In: Accounting
You are an audit senior at the accounting firm of Court & Partners in Sydney. The firm has recently won the audit of a small manufacturing firm located in Bankstown and you have been given the job. The audit partner in the planning meeting tells you not to worry about the controls because the firm is quite small, and based on his experience of firms of this size, controls are mostly poor and it is not even worth looking at them.
Required
(a) Comment on the audit partner’s advice.
(b) Discuss any special considerations in evaluating and relying on controls in small firms.
The audit partner’s advice is not correct that not to worry about the controls because the firm is quite small, and based on his experience of firms of this size, controls are mostly poor and it is not even worth looking at them.
Internal controls are methods or procedures adopted in a business to:
• safeguard its assets; •
ensure financial information is accurate and reliable;
• ensure compliance with all financial and operational requirements; and
• generally assist in achieving the business’s objectives.
Control procedures are the policies and procedures that have been put in place to ensure that owners and managers can take the correct action to ensure the business achieves its objectives.
Procedures explain the how, why, what, where and when for any set of actions.
Some small business owners may think procedures are unnecessary. Nevertheless, written procedures help train new staff by explaining why they need to do what is asked of them. Written procedures reduce errors and help staff understand the business quickly. And, most importantly, it reduces the time taken to train new staff.
Auditors are only required to obtain an understanding of controls relevant to the audit. Controls relevant to the audit are typically controls over financial reporting. That is not to say that all controls over financial reporting are relevant to the audit. The only controls that auditors need concern themselves with are those that auditors believe may prevent, detect or correct a material misstatement. It is a matter of professional judgement whether a control individually, or in combination with others, is relevant to the audit.
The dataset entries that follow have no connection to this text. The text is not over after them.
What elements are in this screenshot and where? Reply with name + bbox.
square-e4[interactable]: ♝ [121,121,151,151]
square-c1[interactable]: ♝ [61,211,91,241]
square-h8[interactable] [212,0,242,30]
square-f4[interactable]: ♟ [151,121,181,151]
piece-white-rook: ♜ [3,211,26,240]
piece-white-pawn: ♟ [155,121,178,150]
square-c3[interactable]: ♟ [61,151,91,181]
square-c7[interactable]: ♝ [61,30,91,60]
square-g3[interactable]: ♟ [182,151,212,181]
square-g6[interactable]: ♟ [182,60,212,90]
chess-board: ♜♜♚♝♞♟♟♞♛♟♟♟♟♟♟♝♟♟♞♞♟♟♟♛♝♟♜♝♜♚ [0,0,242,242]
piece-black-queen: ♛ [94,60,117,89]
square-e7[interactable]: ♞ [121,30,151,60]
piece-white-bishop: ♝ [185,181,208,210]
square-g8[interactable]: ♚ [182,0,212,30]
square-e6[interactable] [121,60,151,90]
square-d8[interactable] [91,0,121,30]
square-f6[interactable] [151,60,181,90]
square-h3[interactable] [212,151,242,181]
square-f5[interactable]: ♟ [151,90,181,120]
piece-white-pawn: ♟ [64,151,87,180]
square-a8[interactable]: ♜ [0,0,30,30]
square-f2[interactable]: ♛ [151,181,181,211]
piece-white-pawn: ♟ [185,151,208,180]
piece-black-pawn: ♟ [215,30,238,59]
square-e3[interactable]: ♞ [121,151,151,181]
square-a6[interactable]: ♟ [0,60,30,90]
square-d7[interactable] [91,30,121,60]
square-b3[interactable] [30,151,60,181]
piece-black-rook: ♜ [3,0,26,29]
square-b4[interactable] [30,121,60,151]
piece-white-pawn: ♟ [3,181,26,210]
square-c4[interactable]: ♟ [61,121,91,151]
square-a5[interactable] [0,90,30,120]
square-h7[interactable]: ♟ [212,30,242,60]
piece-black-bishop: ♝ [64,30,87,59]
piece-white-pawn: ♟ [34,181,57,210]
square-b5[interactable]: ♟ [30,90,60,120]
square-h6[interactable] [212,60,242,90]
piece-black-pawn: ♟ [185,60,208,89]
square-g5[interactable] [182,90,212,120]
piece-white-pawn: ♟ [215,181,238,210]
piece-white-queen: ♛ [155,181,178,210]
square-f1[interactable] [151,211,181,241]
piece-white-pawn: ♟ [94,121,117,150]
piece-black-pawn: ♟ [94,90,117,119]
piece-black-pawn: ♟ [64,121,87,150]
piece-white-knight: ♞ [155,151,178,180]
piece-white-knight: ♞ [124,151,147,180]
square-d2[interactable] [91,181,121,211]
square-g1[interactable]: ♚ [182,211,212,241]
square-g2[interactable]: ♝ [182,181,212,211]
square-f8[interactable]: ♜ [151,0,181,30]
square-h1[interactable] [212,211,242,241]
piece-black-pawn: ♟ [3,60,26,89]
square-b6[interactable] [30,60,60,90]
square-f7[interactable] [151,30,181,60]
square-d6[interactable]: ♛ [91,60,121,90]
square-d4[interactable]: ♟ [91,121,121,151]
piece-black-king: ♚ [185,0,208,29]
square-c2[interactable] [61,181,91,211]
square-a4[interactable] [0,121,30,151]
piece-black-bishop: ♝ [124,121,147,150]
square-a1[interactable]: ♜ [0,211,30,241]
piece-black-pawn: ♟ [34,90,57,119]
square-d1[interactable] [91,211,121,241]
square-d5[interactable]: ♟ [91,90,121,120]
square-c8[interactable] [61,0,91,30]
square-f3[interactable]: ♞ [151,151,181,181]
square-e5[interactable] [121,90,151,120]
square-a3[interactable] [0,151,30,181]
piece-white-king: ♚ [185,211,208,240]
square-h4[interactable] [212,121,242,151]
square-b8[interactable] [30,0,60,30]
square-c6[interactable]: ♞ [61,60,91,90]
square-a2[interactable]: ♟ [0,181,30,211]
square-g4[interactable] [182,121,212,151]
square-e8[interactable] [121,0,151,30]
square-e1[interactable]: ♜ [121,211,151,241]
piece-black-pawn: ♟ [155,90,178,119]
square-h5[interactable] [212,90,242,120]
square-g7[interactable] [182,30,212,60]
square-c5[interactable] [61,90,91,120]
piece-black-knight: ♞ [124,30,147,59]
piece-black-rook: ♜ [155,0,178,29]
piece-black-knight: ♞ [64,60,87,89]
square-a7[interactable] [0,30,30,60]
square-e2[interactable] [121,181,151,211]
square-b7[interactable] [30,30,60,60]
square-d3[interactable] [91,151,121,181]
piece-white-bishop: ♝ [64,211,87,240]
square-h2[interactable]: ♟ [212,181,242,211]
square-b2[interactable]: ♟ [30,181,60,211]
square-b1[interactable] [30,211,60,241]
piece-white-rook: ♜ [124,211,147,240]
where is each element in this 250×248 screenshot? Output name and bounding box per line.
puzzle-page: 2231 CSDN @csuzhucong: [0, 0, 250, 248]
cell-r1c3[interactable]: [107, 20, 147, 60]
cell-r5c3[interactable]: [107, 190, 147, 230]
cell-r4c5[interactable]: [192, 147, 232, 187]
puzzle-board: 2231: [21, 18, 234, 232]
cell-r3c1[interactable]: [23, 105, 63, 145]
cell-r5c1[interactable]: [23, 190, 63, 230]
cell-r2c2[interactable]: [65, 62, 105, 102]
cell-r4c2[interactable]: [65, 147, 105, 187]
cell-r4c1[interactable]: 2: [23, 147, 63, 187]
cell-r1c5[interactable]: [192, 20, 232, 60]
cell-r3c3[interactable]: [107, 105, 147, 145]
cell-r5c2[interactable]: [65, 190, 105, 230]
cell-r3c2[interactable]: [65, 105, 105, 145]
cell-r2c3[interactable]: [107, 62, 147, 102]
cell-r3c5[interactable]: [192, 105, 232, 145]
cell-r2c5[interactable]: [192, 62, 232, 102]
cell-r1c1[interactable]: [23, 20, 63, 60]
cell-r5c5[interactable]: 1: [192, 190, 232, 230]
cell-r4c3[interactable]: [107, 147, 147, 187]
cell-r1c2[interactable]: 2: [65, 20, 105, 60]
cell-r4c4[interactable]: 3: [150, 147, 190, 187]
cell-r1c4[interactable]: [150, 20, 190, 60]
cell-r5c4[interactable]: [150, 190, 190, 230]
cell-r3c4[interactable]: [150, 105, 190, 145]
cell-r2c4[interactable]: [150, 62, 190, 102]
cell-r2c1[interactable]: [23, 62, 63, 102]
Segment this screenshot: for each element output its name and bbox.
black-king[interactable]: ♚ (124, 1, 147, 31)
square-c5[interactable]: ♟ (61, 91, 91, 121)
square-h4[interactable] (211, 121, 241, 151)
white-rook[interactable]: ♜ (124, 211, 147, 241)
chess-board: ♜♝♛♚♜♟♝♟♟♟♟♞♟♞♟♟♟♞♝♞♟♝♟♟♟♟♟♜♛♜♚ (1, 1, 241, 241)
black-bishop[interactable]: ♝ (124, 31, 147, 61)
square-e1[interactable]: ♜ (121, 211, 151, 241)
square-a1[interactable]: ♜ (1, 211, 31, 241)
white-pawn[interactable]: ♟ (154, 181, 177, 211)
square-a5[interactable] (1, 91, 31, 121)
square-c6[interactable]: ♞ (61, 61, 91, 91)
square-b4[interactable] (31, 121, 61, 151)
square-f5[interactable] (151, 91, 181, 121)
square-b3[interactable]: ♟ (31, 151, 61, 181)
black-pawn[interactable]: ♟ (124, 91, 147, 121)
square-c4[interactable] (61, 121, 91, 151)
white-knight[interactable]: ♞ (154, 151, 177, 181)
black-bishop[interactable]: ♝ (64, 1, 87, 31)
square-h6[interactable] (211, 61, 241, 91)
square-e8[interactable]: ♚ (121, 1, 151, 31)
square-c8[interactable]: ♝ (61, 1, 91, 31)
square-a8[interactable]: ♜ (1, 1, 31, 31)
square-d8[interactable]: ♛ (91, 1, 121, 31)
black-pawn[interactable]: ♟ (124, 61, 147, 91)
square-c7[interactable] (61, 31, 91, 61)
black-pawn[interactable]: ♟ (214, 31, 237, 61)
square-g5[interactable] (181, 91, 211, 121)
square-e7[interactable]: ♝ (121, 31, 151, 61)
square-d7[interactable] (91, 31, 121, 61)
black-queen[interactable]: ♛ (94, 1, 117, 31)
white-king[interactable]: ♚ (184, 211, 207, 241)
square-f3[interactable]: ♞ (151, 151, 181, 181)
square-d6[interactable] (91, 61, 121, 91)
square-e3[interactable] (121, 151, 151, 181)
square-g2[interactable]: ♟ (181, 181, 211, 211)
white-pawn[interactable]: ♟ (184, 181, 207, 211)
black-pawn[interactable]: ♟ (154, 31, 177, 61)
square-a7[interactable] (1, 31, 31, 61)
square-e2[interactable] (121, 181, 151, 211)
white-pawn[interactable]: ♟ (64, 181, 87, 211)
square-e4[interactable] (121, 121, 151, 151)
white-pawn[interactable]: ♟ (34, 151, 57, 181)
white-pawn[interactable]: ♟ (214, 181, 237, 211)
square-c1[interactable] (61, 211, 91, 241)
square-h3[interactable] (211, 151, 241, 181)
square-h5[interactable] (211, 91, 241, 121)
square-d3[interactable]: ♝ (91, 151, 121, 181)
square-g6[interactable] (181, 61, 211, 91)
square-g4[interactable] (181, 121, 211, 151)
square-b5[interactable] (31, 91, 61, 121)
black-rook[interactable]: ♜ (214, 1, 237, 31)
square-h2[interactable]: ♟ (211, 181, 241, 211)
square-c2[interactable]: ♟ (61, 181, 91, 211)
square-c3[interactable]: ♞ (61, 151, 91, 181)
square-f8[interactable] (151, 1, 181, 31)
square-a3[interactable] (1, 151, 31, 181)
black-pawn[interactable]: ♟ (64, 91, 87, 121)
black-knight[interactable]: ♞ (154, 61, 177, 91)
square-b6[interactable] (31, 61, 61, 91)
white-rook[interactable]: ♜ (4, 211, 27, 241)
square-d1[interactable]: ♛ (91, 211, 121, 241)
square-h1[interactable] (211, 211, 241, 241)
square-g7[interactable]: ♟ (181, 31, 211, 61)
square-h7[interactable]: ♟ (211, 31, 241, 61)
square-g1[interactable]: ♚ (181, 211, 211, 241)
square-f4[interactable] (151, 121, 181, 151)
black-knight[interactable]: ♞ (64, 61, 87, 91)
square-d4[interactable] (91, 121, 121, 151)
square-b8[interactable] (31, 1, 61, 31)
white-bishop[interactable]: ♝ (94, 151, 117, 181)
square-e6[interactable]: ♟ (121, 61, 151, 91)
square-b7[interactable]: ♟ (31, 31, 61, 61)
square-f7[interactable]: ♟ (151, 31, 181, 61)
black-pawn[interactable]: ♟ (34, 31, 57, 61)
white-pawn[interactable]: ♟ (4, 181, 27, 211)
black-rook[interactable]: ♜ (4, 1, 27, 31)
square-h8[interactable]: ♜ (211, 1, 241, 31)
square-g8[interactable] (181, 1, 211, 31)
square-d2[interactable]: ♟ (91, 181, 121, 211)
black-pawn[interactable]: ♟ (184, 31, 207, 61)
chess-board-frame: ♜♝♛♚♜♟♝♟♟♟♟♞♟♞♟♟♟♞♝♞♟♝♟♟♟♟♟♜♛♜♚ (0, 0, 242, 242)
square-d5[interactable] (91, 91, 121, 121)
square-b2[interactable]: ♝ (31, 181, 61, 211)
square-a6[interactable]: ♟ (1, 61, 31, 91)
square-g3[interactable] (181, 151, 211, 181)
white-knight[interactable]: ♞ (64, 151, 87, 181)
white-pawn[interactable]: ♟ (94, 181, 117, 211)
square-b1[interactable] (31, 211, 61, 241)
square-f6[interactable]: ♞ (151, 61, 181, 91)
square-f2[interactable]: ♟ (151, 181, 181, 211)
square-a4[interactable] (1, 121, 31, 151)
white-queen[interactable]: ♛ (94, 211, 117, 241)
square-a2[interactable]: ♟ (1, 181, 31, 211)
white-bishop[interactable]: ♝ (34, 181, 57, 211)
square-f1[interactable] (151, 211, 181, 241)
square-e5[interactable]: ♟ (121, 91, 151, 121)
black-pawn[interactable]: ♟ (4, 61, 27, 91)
To be able to make this judgement, auditors need to understand the system within which the controls operate.
Internal controls in smaller and less complex entities are likely to be informal, but this does not mean that there will be no controls relevant to the audit or that if there are, they will never be good enough for auditors to test their operating effectiveness.
If auditors do not understand the system and assume that there are no controls relevant to the audit without further consideration, they write off the potential value of this work before they start.
Operational and financial controls are often tightly integrated and interdependent. In a theatre ticketing system, for example, controls over the issue of tickets are often linked with controls over the receipt of funds or the issue of invoices. This means that operational controls may sometimes be relevant to the audit and auditors need to think carefully about that and whether it is therefore necessary to assess their design and implementation. One way of determining this might be to ask whether the absence of the control might render the system inoperative, or vulnerable to the failure of a single control, or constitute a significant deficiency.